Thomas Merton was a monk, a poet, a contemplative, a peace activist, a nurturer of interreligious dialogue—and much more. Countless books have been written exploring most of these facets of Merton's life and work in the years since his tragic death in 1968. One aspect of Merton's work, however, is not so familiar: his commitment to ecological justice, especially during the final decade of his life. Monica Weis's delightful The En­vironmental Vision of Thomas Merton is a superb guide to the ecological themes of Merton's life and writings.

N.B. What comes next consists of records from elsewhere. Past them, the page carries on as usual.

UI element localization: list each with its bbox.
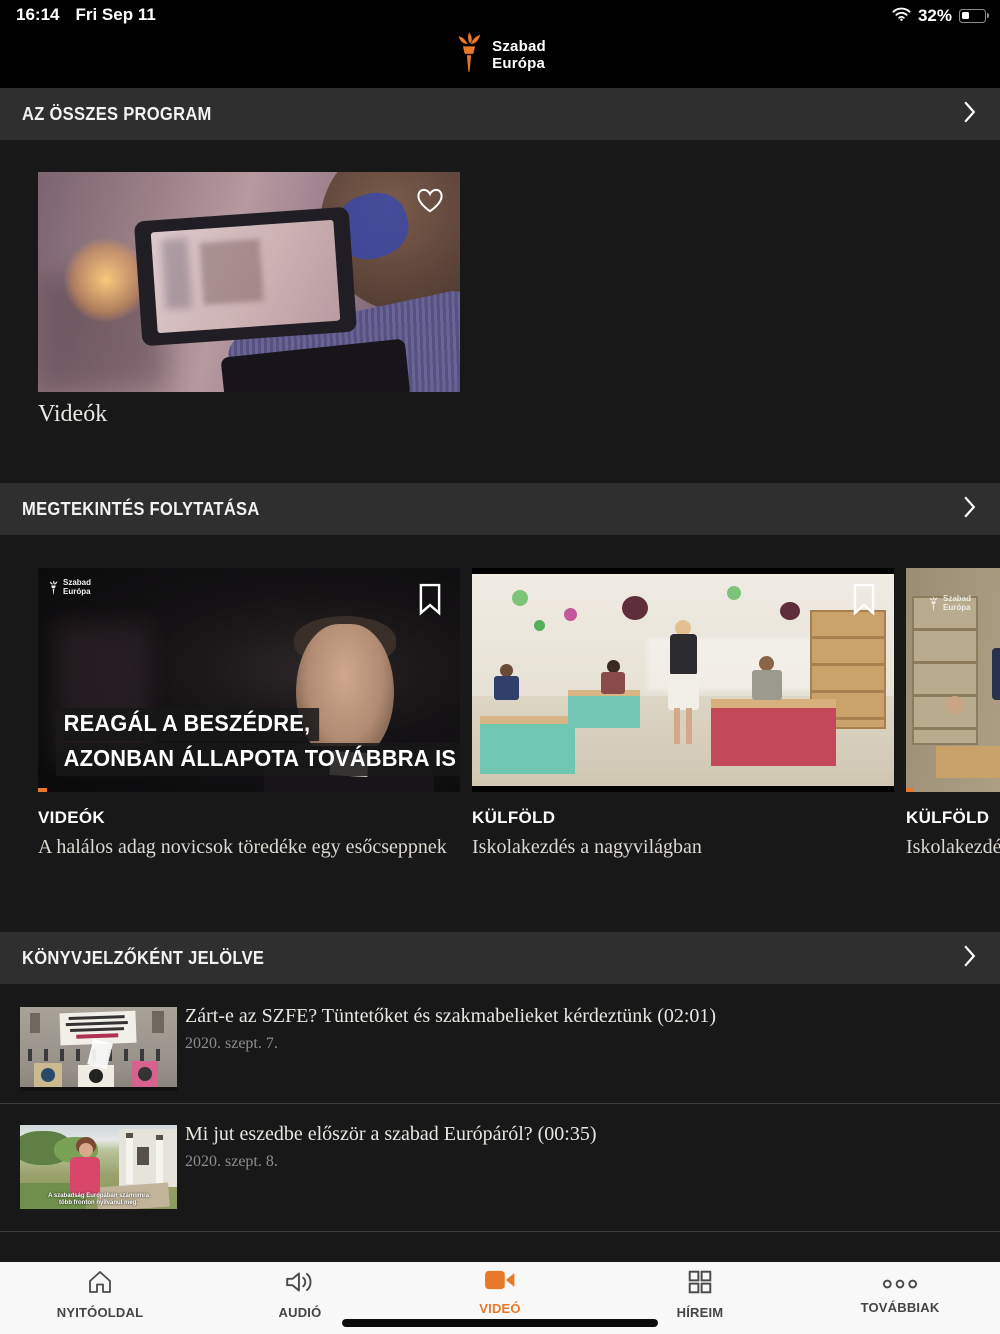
chevron-right-icon [963,495,976,524]
battery-icon [959,9,989,23]
tab-label: HÍREIM [676,1305,724,1320]
chevron-right-icon [963,100,976,129]
section-header-continue-watching[interactable]: MEGTEKINTÉS FOLYTATÁSA [0,483,1000,535]
torch-icon [454,31,484,78]
continue-card-navalny[interactable]: Szabad Európa REAGÁL A BESZÉDRE, AZONBAN … [38,568,460,868]
tab-label: TOVÁBBIAK [860,1300,940,1315]
section-header-all-programs[interactable]: AZ ÖSSZES PROGRAM [0,88,1000,140]
tab-tovabbiak[interactable]: TOVÁBBIAK [800,1262,1000,1334]
playback-progress-bar [38,788,47,792]
szabad-europa-app: 16:14 Fri Sep 11 32% Szabad Európa AZ ÖS… [0,0,1000,1334]
bookmarked-item-szfe[interactable]: Zárt-e az SZFE? Tüntetőket és szakmabeli… [0,1005,1000,1103]
grid-icon [687,1269,713,1300]
thumbnail-subtitle: A szabadság Európában számomra több fron… [48,1193,149,1206]
ellipsis-icon [882,1269,918,1295]
thumbnail-watermark: Szabad Európa [928,594,971,612]
status-date: Fri Sep 11 [75,5,156,24]
brand-name-line1: Szabad [492,37,546,55]
video-thumbnail: Szabad Európa [906,568,1000,792]
video-thumbnail: Szabad Európa REAGÁL A BESZÉDRE, AZONBAN … [38,568,460,792]
card-title: Iskolakezdés a nagyvilágban [906,836,1000,858]
card-title: Iskolakezdés a nagyvilágban [472,836,702,858]
section-title: KÖNYVJELZŐKÉNT JELÖLVE [22,947,265,968]
home-indicator[interactable] [342,1319,658,1327]
continue-card-school[interactable]: KÜLFÖLD Iskolakezdés a nagyvilágban [472,568,894,868]
program-thumbnail [38,172,460,392]
tab-label: AUDIÓ [278,1305,322,1320]
list-divider [0,1231,1000,1232]
home-icon [86,1269,114,1300]
list-thumbnail: A szabadság Európában számomra több fron… [20,1125,177,1209]
section-title: AZ ÖSSZES PROGRAM [22,103,212,124]
heart-icon[interactable] [415,186,445,219]
list-item-title: Mi jut eszedbe először a szabad Európáró… [185,1123,597,1145]
section-title: MEGTEKINTÉS FOLYTATÁSA [22,498,260,519]
list-divider [0,1103,1000,1104]
tab-nyitooldal[interactable]: NYITÓOLDAL [0,1262,200,1334]
bookmarked-item-szabad-europa[interactable]: A szabadság Európában számomra több fron… [0,1123,1000,1223]
thumbnail-watermark: Szabad Európa [48,578,91,596]
list-thumbnail [20,1007,177,1091]
card-category: KÜLFÖLD [906,808,990,827]
tab-label: VIDEÓ [479,1301,521,1316]
brand-name-line2: Európa [492,54,546,72]
program-card-title: Videók [38,401,108,427]
bookmark-icon[interactable] [850,582,878,621]
status-bar: 16:14 Fri Sep 11 32% [0,5,1000,29]
card-category: VIDEÓK [38,808,105,827]
speaker-icon [284,1269,316,1300]
overlay-line1: REAGÁL A BESZÉDRE, [56,708,319,741]
playback-progress-bar [906,788,914,792]
video-thumbnail [472,568,894,792]
bookmark-icon[interactable] [416,582,444,621]
tab-label: NYITÓOLDAL [56,1305,144,1320]
list-item-title: Zárt-e az SZFE? Tüntetőket és szakmabeli… [185,1005,717,1027]
wifi-icon [892,6,911,26]
card-category: KÜLFÖLD [472,808,556,827]
card-title: A halálos adag novicsok töredéke egy eső… [38,836,447,858]
chevron-right-icon [963,944,976,973]
list-item-date: 2020. szept. 8. [185,1153,278,1170]
clock: 16:14 [16,5,60,24]
video-camera-icon [484,1269,516,1296]
program-card-videos[interactable] [38,172,460,392]
overlay-line2: AZONBAN ÁLLAPOTA TOVÁBBRA IS SÚLYOS [56,743,460,776]
list-item-date: 2020. szept. 7. [185,1035,278,1052]
section-header-bookmarked[interactable]: KÖNYVJELZŐKÉNT JELÖLVE [0,932,1000,984]
thumbnail-caption-overlay: REAGÁL A BESZÉDRE, AZONBAN ÁLLAPOTA TOVÁ… [56,708,460,776]
continue-card-school-2[interactable]: SzabadEurópa KÜLFÖLD Iskolakezdés a nagy… [906,568,1000,868]
brand-logo: Szabad Európa [0,31,1000,78]
app-header: 16:14 Fri Sep 11 32% Szabad Európa [0,0,1000,88]
battery-percent: 32% [917,6,952,25]
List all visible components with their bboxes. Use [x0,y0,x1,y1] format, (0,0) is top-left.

This book is the latest volume in the University Press of Kentucky's heralded Culture of the Land series. Weis, a sister of St. Joseph and a professor of English at Nazareth College in Rochester, New York, demonstrates that although environmental themes were most prominent in Merton's work in his last few years, a foundation was being built over the course of his lifetime, beginning during his early childhood, when his parents nurtured in him the art of attentiveness. Tracing his youth through a number of significant places Merton lived, Weis makes the case that his attention to the landscape of these places stoked in him a deep love for nature and wilderness. As he converted to Catholicism, followed a monastic call and then, toward the end of his life, increasingly adopted the life of a hermit, Merton became deeply focused on harmonizing his "inner geography" with the outer geography of his Ken­tucky landscape. Weis masterfully narrates this journey, focusing particularly on Merton's journals and poetry. Mer­ton's own photographs, which illustrate the volume, demonstrate his deep love for nature and his keen attentiveness to the Kentucky landscape around the Abbey of Gethsemani.

A key point in the development of Merton's environmental vision was his reading of Silent Spring, Rachel Carson's 1962 critique of the widespread use of the chemical DDT as a pesticide. Merton was so moved by the book that he penned a letter of gratitude to Carson, calling Silent Spring "perhaps much more timely than even you or I realize," admitting the "follies" of his own previous use of DDT and stating that he had re­nounced the practice. Weis emphasizes that the writing of this letter represents a crucial point in Merton's life, a time of "significant enlargement of vision." Previously Merton had been deeply involved in issues of human justice, but after reading Silent Spring and writing to its author, he demonstrated a turn toward deeper concern about ecological justice and caring for the Earth.

Following in the footsteps of Carson, one of the earliest shapers of the environmental movement, Merton was well ahead of his time. His sort of ecological engagement is particularly relevant today in the wake of the BP oil spill and with the world on the cusp of the age of peak oil. Green consumerism, activism and even conservation—as Gethsemani's James Conner notes in the book's foreword—are not enough. At the heart of Merton's ecological passion was the desire to be rooted in a place and to know "the vestige of God in His creatures"—that is, to know the reconciliation of all things in a place, which is made possible through the incarnation of Christ. Merton sought to bring the whole of his being, his inner geography, into reconciliation with the geography of the Kentucky landscape to which he had been called.

A journey like Merton's is not an easy one, of course, and Merton was probably better prepared for it than most, but it is the narrow way to which we all are called in a world of greed, overconsumption and waste.